Label: Denovali Records

Site: https://www.facebook.com/notilusband/

Si La Fanfare en pétard n’a pas vraiment sa place dans nos colonnes (encore que…), il n’en va pas de même de Notilus, un groupe fraîchement formé par les mêmes musiciens. En effet, le quintette strasbourgeois délaisse un moment sa mixture festive à base de fanfare/reggae/ska/funk pour un jazz très accessible pétri de nombreuses influences : pop, musique électronique, rock progressif….

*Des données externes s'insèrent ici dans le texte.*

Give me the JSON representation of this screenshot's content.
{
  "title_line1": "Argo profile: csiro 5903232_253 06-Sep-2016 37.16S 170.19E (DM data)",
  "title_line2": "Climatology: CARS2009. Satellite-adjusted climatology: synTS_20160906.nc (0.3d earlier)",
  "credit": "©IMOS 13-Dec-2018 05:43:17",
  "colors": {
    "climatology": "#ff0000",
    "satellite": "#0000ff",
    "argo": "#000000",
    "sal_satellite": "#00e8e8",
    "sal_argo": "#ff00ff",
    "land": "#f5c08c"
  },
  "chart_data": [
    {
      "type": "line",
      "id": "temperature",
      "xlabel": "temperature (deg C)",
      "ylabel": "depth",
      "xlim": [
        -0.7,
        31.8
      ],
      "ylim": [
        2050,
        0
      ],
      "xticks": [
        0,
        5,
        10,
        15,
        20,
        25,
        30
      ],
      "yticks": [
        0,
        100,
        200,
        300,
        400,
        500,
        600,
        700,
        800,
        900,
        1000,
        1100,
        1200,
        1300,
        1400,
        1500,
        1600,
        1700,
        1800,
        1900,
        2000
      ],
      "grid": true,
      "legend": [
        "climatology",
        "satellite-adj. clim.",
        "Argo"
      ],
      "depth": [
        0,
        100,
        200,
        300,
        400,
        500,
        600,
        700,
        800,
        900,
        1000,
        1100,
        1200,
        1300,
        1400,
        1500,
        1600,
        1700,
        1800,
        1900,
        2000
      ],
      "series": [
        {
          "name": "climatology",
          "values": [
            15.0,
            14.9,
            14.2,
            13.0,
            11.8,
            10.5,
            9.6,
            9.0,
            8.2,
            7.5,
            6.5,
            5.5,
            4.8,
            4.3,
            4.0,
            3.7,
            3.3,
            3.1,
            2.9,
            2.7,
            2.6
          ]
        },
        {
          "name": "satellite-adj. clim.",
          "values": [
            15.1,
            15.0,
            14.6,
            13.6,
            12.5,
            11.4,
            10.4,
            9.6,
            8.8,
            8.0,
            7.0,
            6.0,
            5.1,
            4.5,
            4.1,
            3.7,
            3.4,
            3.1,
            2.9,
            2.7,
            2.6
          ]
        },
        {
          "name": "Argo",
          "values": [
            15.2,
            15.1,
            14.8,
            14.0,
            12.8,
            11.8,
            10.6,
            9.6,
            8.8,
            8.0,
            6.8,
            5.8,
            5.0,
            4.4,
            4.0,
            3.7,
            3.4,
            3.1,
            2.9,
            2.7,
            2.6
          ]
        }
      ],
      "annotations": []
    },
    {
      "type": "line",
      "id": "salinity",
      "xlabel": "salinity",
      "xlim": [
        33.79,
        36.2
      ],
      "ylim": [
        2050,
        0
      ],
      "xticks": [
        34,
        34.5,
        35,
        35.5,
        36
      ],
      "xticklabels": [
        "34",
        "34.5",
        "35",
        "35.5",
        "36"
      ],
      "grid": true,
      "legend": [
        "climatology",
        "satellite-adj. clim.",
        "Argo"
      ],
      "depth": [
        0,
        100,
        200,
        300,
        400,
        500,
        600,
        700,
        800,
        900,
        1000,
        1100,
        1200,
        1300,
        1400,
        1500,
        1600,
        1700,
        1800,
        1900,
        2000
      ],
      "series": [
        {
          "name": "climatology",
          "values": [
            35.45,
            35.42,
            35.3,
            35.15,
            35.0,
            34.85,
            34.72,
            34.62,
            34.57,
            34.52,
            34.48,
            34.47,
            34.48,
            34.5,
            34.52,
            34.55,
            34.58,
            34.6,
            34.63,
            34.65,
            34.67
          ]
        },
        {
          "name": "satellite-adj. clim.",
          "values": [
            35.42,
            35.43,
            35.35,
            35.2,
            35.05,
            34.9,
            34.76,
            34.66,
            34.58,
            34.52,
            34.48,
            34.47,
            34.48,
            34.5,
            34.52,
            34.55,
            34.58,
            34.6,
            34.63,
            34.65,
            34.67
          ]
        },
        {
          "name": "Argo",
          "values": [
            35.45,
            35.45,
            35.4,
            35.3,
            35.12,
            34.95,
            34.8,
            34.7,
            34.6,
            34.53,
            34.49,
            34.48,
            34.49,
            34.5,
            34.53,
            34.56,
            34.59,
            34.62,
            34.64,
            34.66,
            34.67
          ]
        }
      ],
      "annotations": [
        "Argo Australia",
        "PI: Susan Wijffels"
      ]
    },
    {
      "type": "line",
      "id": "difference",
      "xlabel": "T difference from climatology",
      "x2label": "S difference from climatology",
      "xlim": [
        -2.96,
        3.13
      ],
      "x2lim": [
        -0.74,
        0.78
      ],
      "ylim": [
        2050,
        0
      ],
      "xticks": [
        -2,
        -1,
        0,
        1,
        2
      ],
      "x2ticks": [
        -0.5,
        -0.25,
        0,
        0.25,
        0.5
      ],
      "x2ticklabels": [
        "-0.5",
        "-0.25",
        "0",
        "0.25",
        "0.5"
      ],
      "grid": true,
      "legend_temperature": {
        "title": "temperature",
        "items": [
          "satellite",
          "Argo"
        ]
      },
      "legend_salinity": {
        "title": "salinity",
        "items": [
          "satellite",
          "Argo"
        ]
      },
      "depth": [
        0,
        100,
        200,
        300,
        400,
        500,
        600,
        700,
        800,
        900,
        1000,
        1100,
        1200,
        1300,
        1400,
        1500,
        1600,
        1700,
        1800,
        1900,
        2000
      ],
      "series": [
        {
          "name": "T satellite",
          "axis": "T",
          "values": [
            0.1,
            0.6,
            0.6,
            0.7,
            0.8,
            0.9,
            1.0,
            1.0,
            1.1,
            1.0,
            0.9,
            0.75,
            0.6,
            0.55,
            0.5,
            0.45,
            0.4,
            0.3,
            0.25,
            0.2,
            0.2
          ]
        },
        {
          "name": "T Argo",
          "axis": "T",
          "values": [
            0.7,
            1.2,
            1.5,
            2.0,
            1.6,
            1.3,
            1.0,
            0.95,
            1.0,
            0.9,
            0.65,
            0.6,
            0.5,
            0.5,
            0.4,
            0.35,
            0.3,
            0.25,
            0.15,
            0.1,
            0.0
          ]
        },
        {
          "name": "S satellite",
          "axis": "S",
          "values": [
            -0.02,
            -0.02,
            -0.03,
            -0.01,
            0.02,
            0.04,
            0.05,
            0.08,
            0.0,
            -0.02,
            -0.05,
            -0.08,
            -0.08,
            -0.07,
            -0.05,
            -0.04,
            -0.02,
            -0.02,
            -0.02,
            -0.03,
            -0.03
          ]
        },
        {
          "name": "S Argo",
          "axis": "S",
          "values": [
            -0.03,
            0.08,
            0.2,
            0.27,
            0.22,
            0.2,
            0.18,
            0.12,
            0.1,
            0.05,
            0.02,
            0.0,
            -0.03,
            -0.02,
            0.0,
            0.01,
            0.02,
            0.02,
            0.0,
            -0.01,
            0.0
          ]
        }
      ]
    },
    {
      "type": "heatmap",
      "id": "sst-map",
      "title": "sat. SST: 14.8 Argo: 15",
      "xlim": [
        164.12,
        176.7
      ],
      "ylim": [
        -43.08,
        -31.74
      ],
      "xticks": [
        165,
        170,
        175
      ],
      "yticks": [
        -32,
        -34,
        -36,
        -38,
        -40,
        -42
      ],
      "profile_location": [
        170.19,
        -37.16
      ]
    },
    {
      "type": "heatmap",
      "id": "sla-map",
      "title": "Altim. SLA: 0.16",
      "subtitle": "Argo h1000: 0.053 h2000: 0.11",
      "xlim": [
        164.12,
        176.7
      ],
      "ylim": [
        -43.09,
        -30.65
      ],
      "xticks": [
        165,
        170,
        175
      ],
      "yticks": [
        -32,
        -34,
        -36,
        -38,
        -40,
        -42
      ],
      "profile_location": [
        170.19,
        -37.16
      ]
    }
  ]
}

La trompette de Paul Barbieri, le trombone de Guillaume Nuss (revenu récemment dans Ozma) et les saxophones de Christophe Rieger constituent la matière mélodique de onze compositions qui reposent sur une trame électro fournie par les machines de Philippe Rieger et la batterie de Samuel Klein. Les boucles hypnotiques, les motifs répétitifs, le choix des sonorités forment un joli cocktail à la fois fermement ancré dans le présent mais également nourri d’influences vintage façon eighties et nineties (le bon goût en plus, il va sans dire). Planante et mélancolique (« Valse à plumes »), voire ambiante (« Green Smile »), la musique de Notilus connaît aussi quelques emballements bienvenus (« Orgella », « Kuku » et ses passages éthio-jazz, le très dansant « Ned »), des explosions pouvant succéder aux passages aériens (« Tangerine »). Des atmosphères étranges, inquiétantes, qui évoquent le fantastique ou la science-fiction croisent des moments plus typés comme « Alien » et son hip-hop orientalisant. A renfort parfois d’effets plaqués sur ses instruments, le trio des vents se fond parfaitement dans ce cocon un peu futuriste qui brasse pas mal d’ambiances différentes.
Même s’il tente de jouer sur plusieurs tableaux, Notilus est un premier album prometteur doté d’une personnalité affirmée. Il ne reste plus au groupe qu’à prendre quelques risques supplémentaires pour marquer définitivement un territoire restant encore largement à explorer.